The purpose of this research was to develop a model of boundary-layer energy transport in electric launchers, and perform a numerical simulation to investigate the influence of turbulence, thermal radiation and ablation on energy flux to plasma-facing surfaces. The model combines boundary-layer conservation equations with a k-omega turbulence model and multi-group radiation transport, and uses plasma models for fluid properties such as viscosity, thermal conductivity and specific heat capacity. The resulting TURBFIRE computer code is the most comprehensive simulation to date of boundary-layer turbulence and radiation transport in electric launcher plasmas.

TURBFIRE was run for cases with and without ablation.
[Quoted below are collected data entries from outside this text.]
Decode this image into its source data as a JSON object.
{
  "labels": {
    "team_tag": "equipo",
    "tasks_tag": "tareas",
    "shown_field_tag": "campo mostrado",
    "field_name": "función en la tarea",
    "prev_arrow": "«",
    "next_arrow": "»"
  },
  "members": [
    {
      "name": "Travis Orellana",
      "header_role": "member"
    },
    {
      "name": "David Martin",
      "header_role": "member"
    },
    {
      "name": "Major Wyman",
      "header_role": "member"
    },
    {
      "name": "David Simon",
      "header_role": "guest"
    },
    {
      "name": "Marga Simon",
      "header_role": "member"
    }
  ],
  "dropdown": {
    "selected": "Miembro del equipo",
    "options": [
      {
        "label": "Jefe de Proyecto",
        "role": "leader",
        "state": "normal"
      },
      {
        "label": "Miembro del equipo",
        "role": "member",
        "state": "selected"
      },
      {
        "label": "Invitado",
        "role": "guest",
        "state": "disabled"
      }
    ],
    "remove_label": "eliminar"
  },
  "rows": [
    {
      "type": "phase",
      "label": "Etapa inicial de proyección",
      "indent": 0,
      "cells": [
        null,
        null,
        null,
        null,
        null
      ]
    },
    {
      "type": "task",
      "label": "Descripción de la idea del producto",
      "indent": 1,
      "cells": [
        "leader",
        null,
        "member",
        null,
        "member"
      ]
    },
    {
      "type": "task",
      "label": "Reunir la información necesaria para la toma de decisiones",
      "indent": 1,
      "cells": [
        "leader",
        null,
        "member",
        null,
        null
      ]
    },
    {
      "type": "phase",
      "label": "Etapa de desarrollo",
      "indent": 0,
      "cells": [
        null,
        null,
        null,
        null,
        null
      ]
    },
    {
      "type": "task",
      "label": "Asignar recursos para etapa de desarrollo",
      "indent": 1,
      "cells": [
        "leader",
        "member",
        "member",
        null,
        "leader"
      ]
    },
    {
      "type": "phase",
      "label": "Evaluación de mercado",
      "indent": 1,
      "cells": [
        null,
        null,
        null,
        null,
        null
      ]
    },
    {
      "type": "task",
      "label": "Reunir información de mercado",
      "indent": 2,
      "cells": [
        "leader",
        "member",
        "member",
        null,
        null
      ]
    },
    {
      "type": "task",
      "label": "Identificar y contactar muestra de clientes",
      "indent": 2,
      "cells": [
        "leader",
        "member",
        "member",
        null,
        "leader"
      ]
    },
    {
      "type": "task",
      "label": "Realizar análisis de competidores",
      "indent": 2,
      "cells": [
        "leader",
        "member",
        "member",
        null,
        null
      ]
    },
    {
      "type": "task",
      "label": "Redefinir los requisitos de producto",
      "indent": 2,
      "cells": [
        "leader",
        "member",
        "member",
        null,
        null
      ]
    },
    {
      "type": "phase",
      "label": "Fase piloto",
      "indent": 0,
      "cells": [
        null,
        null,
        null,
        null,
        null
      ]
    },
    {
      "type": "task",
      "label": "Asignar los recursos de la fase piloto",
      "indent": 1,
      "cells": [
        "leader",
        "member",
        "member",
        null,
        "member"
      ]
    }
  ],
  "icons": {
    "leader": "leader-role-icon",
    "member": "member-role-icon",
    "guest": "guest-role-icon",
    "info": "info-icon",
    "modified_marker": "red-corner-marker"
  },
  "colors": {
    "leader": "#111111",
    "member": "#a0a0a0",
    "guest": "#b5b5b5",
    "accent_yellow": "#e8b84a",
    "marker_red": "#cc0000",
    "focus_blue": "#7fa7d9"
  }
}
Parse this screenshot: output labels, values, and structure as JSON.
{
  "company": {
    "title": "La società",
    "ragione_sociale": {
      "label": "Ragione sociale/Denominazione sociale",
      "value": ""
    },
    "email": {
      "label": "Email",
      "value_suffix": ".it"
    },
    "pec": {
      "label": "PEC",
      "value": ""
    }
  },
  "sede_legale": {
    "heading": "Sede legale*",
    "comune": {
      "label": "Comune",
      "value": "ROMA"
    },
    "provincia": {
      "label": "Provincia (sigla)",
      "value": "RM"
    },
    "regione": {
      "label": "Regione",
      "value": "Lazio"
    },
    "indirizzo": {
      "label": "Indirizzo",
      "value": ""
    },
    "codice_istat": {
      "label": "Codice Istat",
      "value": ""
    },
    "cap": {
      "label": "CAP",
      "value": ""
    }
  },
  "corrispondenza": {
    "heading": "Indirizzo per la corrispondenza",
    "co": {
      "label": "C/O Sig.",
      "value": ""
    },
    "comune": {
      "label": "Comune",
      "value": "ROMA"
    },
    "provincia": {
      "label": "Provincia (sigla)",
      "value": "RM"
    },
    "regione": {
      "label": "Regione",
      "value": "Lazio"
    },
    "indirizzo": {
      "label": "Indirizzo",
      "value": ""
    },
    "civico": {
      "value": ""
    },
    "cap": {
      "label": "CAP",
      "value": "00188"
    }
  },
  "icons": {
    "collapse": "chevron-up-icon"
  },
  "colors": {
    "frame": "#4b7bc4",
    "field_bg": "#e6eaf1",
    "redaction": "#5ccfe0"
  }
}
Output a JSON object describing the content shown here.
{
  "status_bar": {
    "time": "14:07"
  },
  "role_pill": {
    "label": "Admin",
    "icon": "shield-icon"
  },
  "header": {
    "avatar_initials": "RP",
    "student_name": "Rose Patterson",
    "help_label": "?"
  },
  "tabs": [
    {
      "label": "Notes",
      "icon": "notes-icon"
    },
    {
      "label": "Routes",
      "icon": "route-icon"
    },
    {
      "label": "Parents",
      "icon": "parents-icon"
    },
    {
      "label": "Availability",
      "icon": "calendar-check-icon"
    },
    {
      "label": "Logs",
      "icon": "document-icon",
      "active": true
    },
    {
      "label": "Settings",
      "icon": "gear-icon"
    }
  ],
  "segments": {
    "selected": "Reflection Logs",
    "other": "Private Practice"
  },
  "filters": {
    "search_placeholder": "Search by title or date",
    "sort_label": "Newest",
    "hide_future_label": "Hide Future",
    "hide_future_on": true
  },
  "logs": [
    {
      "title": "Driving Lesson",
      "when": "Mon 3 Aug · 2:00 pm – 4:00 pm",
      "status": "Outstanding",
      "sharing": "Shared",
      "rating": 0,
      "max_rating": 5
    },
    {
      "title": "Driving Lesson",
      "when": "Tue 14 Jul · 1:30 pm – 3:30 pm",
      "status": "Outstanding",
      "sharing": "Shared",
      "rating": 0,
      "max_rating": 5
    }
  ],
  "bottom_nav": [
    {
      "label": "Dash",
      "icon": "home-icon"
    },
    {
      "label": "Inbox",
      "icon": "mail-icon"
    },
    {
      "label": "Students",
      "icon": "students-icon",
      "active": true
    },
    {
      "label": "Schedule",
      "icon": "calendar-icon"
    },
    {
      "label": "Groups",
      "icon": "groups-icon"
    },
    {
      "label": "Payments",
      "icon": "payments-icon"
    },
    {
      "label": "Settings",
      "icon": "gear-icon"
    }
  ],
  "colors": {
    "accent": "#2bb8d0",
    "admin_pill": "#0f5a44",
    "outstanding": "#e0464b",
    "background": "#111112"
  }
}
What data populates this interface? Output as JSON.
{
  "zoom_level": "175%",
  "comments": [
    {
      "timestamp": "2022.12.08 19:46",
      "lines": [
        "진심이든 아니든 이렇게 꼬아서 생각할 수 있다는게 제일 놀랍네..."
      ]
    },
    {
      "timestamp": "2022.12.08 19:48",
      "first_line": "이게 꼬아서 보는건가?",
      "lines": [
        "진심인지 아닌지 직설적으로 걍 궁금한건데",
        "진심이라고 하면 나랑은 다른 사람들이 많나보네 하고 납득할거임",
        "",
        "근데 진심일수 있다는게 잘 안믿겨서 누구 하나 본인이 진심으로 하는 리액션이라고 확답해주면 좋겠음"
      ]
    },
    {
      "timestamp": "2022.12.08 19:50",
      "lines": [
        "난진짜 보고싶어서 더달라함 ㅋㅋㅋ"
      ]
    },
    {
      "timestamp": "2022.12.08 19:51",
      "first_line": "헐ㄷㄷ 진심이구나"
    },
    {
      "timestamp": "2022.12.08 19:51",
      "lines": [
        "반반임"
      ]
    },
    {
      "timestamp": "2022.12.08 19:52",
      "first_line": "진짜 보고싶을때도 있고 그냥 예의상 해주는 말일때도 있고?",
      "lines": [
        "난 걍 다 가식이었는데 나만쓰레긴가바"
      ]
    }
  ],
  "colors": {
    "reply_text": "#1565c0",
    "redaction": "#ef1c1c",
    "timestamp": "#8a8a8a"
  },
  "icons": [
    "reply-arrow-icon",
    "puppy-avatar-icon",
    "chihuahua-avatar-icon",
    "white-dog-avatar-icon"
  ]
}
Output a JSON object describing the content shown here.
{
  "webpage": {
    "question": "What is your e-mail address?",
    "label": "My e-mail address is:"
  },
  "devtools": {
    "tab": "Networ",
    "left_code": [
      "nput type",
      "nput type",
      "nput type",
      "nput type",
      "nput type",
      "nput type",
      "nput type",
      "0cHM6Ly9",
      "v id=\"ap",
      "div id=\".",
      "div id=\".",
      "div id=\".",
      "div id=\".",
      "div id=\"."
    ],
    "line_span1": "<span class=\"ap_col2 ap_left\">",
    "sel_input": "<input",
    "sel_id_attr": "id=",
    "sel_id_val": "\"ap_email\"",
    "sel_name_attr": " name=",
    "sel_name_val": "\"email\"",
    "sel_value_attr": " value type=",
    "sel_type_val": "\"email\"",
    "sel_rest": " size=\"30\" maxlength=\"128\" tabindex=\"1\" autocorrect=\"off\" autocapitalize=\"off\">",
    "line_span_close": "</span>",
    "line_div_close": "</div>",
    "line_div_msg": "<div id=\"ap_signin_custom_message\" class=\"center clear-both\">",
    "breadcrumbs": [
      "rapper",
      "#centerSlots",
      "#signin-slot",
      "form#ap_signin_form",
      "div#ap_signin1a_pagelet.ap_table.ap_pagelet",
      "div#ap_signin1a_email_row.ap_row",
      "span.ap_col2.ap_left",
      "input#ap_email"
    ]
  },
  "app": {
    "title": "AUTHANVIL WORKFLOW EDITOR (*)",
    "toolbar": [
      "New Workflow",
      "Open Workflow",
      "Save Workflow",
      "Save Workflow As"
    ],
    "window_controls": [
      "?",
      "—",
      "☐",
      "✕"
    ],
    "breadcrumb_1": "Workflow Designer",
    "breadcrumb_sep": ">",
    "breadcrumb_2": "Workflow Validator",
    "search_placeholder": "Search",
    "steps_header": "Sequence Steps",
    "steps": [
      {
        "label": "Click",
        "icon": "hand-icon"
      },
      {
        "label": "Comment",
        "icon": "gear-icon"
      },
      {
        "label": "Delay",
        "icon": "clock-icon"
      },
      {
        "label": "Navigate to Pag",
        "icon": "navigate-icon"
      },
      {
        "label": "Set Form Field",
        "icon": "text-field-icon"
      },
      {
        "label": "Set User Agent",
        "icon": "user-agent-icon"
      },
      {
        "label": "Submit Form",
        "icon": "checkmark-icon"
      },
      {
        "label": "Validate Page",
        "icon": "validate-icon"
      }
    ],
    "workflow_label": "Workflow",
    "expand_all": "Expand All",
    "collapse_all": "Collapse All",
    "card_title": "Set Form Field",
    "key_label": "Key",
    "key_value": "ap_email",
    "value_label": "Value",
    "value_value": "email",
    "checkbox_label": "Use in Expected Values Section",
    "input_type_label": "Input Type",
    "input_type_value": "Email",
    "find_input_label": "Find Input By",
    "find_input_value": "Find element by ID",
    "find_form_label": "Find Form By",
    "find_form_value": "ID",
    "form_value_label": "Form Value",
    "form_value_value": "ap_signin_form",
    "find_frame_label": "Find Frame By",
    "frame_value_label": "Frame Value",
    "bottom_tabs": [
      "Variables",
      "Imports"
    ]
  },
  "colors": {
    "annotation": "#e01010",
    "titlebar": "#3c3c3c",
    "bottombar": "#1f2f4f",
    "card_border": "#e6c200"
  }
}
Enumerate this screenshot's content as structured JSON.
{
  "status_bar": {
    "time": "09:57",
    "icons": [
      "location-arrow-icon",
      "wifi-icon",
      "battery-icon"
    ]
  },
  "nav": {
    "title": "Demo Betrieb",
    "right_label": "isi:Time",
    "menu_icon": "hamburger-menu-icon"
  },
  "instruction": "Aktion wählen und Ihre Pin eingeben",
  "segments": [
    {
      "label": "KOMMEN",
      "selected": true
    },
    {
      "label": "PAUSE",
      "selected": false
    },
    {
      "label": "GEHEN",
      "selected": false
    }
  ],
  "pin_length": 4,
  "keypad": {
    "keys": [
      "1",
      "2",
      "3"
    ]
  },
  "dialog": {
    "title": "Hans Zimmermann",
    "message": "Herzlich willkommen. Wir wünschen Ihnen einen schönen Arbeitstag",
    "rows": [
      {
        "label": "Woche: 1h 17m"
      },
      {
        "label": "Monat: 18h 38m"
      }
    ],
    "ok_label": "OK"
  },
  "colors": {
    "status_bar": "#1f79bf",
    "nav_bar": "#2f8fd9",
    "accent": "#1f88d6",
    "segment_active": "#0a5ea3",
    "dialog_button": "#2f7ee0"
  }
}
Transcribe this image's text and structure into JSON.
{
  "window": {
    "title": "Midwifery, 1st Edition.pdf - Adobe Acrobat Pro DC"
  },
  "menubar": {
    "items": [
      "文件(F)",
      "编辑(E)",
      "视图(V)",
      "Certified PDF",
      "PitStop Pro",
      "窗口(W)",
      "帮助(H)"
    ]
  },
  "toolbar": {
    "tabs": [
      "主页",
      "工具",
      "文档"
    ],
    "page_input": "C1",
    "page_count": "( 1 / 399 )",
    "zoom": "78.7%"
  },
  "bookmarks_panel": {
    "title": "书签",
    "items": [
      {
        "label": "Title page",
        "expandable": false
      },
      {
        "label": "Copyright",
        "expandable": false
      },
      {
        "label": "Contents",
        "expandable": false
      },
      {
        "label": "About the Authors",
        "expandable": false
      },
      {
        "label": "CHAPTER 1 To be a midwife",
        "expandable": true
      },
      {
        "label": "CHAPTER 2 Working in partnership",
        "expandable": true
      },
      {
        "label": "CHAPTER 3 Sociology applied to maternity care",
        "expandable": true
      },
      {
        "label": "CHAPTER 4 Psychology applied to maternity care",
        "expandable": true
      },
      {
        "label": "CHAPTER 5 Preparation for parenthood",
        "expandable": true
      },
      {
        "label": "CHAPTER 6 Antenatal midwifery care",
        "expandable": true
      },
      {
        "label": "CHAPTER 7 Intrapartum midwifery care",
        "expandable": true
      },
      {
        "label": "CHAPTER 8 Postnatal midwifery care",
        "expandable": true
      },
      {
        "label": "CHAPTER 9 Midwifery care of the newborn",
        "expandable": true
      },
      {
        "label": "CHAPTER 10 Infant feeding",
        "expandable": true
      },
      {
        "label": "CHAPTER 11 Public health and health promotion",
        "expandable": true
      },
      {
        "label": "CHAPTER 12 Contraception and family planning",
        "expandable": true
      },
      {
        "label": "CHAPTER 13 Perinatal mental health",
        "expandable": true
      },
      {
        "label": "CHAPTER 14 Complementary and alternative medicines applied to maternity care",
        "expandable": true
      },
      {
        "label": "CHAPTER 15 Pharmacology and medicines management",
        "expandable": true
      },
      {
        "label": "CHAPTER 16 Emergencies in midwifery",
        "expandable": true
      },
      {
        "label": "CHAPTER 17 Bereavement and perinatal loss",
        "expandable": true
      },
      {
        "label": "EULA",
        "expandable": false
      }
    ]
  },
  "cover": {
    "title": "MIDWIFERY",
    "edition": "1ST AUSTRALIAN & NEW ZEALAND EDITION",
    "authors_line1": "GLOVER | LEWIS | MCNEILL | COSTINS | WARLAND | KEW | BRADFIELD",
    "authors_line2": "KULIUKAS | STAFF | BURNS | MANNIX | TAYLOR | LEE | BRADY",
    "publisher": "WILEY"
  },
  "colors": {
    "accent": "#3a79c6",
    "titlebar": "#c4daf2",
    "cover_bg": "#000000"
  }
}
Temperature and velocity profiles are presented for all code runs, as are values of heat flux to the wall. The results indicate that both radiation transport and turbulence are important mechanisms of energy transport in the boundary layer, and therefore that both should be modeled in future simulations. Additionally, heat flux to the wall via both conduction and radiation was found to be significant for all cases run. Other authors have theorized that conduction could be neglected, but the current results show that this is not the case near the wall.

This research is also novel for its advances in computational fluid dynamics (CFD). The energy equation was written in terms of internal energy and discretized in a manner more implicit than in typical CFD codes. These changes were necessary to enable the code to accurately calculate heat capacity, which changes greatly with temperature for even weakly-ionized plasmas. Additionally, zero-gradient boundary conditions were used at the free stream for the turbulent kinetic energy and its dissipation rate (k and omega). Experimentally determined freestream values of k and omega are typically used in CFD codes, but these data are not available for most plasma devices.